Speaking to reporters on the White House lawn, Trump characterized his relationship with Kim in positive terms, as he has frequently done.
"We have a very good relationship together," Trump said. "Now I can confirm it because of the letter I got yesterday. And I think that something will happen that's going to be very positive."
"I think North Korea has tremendous potential," he added. "And the one that feels that more than anybody is Kim Jong Un. He gets it. He totally gets it."
South Korea's presidential office said on Wednesday that it was aware of the letter, but gave no additional details about its contents.
"We had knowledge (of it)," Yoon Do-han, senior secretary to President Moon Jae-in for public communication, said in a text message to reporters, South Korean news agency Yonhap reported.
President Moon mentioned the anniversary of the Singapore summit during remarks at a forum in Oslo, Norway, on Wednesday.
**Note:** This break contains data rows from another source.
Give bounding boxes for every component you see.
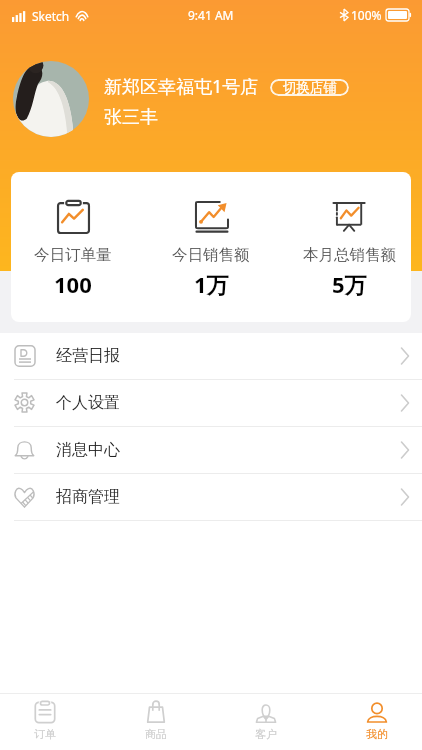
staticText: 商品 (145, 727, 167, 741)
button[interactable]: 切换店铺 (270, 79, 349, 96)
button[interactable]: 经营日报 (0, 333, 422, 380)
button[interactable]: 我的 (322, 694, 422, 750)
staticText: 今日订单量 (34, 245, 112, 265)
staticText: 消息中心 (56, 440, 120, 460)
staticText: 经营日报 (56, 346, 120, 366)
staticText: 切换店铺 (283, 79, 337, 96)
button[interactable]: 订单 (0, 694, 100, 750)
button[interactable]: 商品 (101, 694, 211, 750)
button[interactable]: 今日销售额 (142, 172, 280, 299)
button[interactable]: 消息中心 (0, 427, 422, 474)
button[interactable]: 本月总销售额 (280, 172, 418, 299)
staticText: 个人设置 (56, 393, 120, 413)
staticText: 今日销售额 (172, 245, 250, 265)
staticText: 本月总销售额 (303, 245, 396, 265)
button[interactable]: 客户 (211, 694, 321, 750)
staticText: 新郑区幸福屯1号店 (104, 74, 259, 99)
button[interactable]: 今日订单量 (4, 172, 142, 299)
staticText: 张三丰 (104, 106, 158, 129)
staticText: 100 (54, 269, 92, 299)
staticText: 1万 (194, 269, 229, 299)
staticText: 5万 (332, 269, 367, 299)
staticText: 客户 (255, 727, 277, 741)
staticText: 100% (351, 7, 382, 23)
staticText: 我的 (366, 727, 388, 741)
staticText: 订单 (34, 727, 56, 741)
staticText: 招商管理 (56, 487, 120, 507)
staticText: 9:41 AM (188, 7, 234, 23)
staticText: Sketch (32, 8, 70, 24)
button[interactable]: 招商管理 (0, 474, 422, 521)
button[interactable]: 个人设置 (0, 380, 422, 427)
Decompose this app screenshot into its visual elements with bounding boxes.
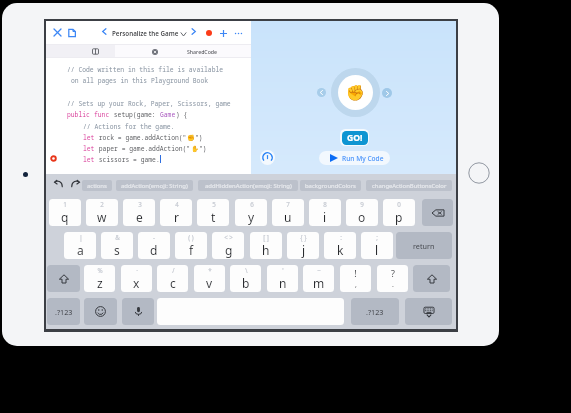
button[interactable]: changeActionButtonsColor	[366, 180, 452, 191]
button[interactable]: ·	[121, 265, 152, 292]
staticText: paper = game.addAction("	[95, 144, 191, 153]
button[interactable]: 4	[160, 199, 192, 226]
staticText: p	[395, 209, 403, 225]
staticText: -	[153, 233, 155, 241]
staticText: let	[83, 155, 95, 164]
button[interactable]: < >	[212, 232, 244, 259]
button[interactable]: .?123	[351, 298, 399, 325]
button[interactable]: Record	[203, 27, 215, 39]
button[interactable]: addHiddenAction(emoji: String)	[198, 180, 298, 191]
button[interactable]: /	[157, 265, 188, 292]
staticText: q	[61, 209, 69, 225]
button[interactable]: *	[194, 265, 225, 292]
button[interactable]: %	[84, 265, 115, 292]
button[interactable]: actions	[82, 180, 112, 191]
staticText: 5	[212, 200, 216, 208]
button[interactable]: ~	[303, 265, 334, 292]
staticText: SharedCode	[187, 48, 218, 55]
button[interactable]: Dictation	[122, 298, 154, 325]
staticText: ")	[199, 144, 207, 153]
button[interactable]: ( )	[175, 232, 207, 259]
button[interactable]: Show book	[46, 44, 115, 58]
staticText: 8	[323, 200, 327, 208]
button[interactable]: Forward	[188, 26, 199, 37]
button[interactable]: Backspace	[422, 199, 453, 226]
staticText: ✊	[346, 84, 365, 102]
button[interactable]: 5	[197, 199, 229, 226]
button[interactable]: [ ]	[250, 232, 282, 259]
staticText: ,	[355, 280, 357, 290]
button[interactable]: 6	[235, 199, 267, 226]
button[interactable]: backgroundColors	[300, 180, 361, 191]
staticText: 0	[397, 200, 401, 208]
button[interactable]: Add	[217, 27, 229, 39]
staticText: .?123	[366, 307, 384, 317]
staticText: scissors = game.	[95, 155, 160, 164]
staticText: actions	[87, 182, 107, 190]
staticText: ;	[376, 233, 378, 241]
button[interactable]: 1	[49, 199, 81, 226]
staticText: < >	[224, 233, 233, 241]
button[interactable]: Previous	[317, 88, 326, 97]
staticText: k	[337, 242, 344, 258]
button[interactable]: .?123	[47, 298, 80, 325]
button[interactable]: &	[101, 232, 133, 259]
button[interactable]: 7	[272, 199, 304, 226]
button[interactable]: addAction(emoji: String)	[116, 180, 193, 191]
staticText: z	[97, 275, 103, 291]
staticText: v	[206, 275, 213, 291]
button[interactable]: Emoji	[84, 298, 117, 325]
button[interactable]: |	[64, 232, 96, 259]
staticText: 2	[100, 200, 104, 208]
staticText: 7	[286, 200, 290, 208]
button[interactable]: Undo	[53, 178, 64, 189]
button[interactable]: 2	[86, 199, 118, 226]
staticText: 4	[175, 200, 179, 208]
staticText: u	[284, 209, 292, 225]
staticText: // Actions for the game.	[83, 122, 175, 131]
button[interactable]: return	[396, 232, 452, 259]
staticText: ( )	[188, 233, 194, 241]
button[interactable]: GO!	[340, 129, 369, 146]
button[interactable]: SharedCode	[115, 44, 251, 58]
staticText: let	[83, 133, 95, 142]
staticText: rock = game.addAction("	[95, 133, 187, 142]
button[interactable]: Next	[382, 88, 392, 98]
staticText: 6	[250, 200, 254, 208]
staticText: GO!	[347, 132, 363, 144]
button[interactable]: -	[138, 232, 170, 259]
button[interactable]: 9	[346, 199, 378, 226]
button[interactable]: Back	[99, 26, 110, 37]
staticText: 1	[63, 200, 67, 208]
staticText: 3	[138, 200, 142, 208]
button[interactable]: More	[232, 27, 244, 39]
button[interactable]: ?	[377, 265, 408, 292]
button[interactable]: !	[340, 265, 371, 292]
staticText: t	[211, 209, 216, 225]
button[interactable]: Close	[51, 26, 64, 39]
button[interactable]: \	[230, 265, 261, 292]
staticText: ✊	[187, 134, 195, 141]
button[interactable]: 3	[123, 199, 155, 226]
button[interactable]: Run My Code	[319, 151, 390, 165]
button[interactable]: Speed	[260, 150, 275, 165]
staticText: on all pages in this Playground Book	[71, 76, 209, 85]
button[interactable]: Shift	[413, 265, 450, 292]
staticText: |	[79, 233, 83, 241]
button[interactable]: Hide keyboard	[405, 298, 452, 325]
staticText: ~	[317, 266, 321, 274]
button[interactable]: { }	[287, 232, 319, 259]
staticText: g	[225, 242, 233, 258]
staticText: ·	[136, 266, 138, 274]
button[interactable]: 0	[383, 199, 415, 226]
button[interactable]: ;	[361, 232, 393, 259]
button[interactable]: :	[324, 232, 356, 259]
button[interactable]: '	[267, 265, 298, 292]
button[interactable]: New file	[65, 26, 78, 39]
button[interactable]: 8	[309, 199, 341, 226]
button[interactable]: Shift	[47, 265, 80, 292]
staticText: h	[262, 242, 270, 258]
button[interactable]: Redo	[70, 178, 81, 189]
Noting that negotiations "appear in a stalemate," Moon said it was because "we need some time to understand each other thoroughly."
"What we need now is not a new vision or proclamation," he said, "but the deepening of mutual understanding and trust."
President Trump also commented Tuesday on a report that Kim Jong Nam, Kim Jong Un's half-brother who was killed in a Malaysian airport in 2017, was an informant for the CIA, saying that such a situation would not occur under his administration.
"I saw the information about the CIA, with respect to his half-brother," Trump said. "And I would tell him that would not happen under my auspices, that's for sure. I wouldn't let that happen under my auspices."
Trump said that he didn't know whether Kim Jong Un was responsible for having his half-brother killed, as has been widely speculated.
Talks between the United States and North Korea have been at an impasse since the second Trump-Kim summit, held in Hanoi, Vietnam, in February.
That meeting ended abruptly without an agreement and both sides remain at odds over issues of international sanctions relief and North Korean denuclearization.
Recently, the rhetoric from North Korea has turned more combative, with a ministry of foreign affairs spokesman saying last week that the United States needed to change its approach to negotiations and warning that "there is a limit to our patience."
A North Korean propaganda website echoed those sentiments on Wednesday.
"The U.S. should be entirely held accountable for the breakdown of the second summit," the website Uriminzokkiri wrote on Wednesday, Yonhap reported.
"What the world wants with regard to North Korea-U.S. talks is the U.S.'s goodwill and corresponding measures in response to our goodwill and active steps and also its practical efforts to pave the way for the resumption of talks with its new method of calculation."
North Korea also resumed missile launches last month for the first time since late 2017. A report released last week by U.S. Congressional Research Service concluded that the three projectiles fired on May 4 and May 9 were short-range ballistic missiles.
On Tuesday, national security adviser John Bolton said that North Korea has not kept its word on the commitments it made after the first Trump-Kim summit.
"What they've said was that they're not going to test ballistic missiles, intercontinental range ballistic missiles, or have nuclear tests. That's continued," Bolton said at a conference hosted by the Wall Street Journal in Washington.
"They're doing a lot of other things that still indicate that they have not made a strategic decision to give up the pursuit of deliverable weapons, which is why we continue the maximum pressure campaign."
Trump, however, offered a contradictory take hours later on Tuesday, saying that Kim Jong Un has "kept his word."
"There's no nuclear testing, there's no long-range missiles going up," Trump said. "The only things he sent up were very short-term, short-range. That was just a test of short range. It's a whole different deal."
Trump added that a third summit with Kim "could happen."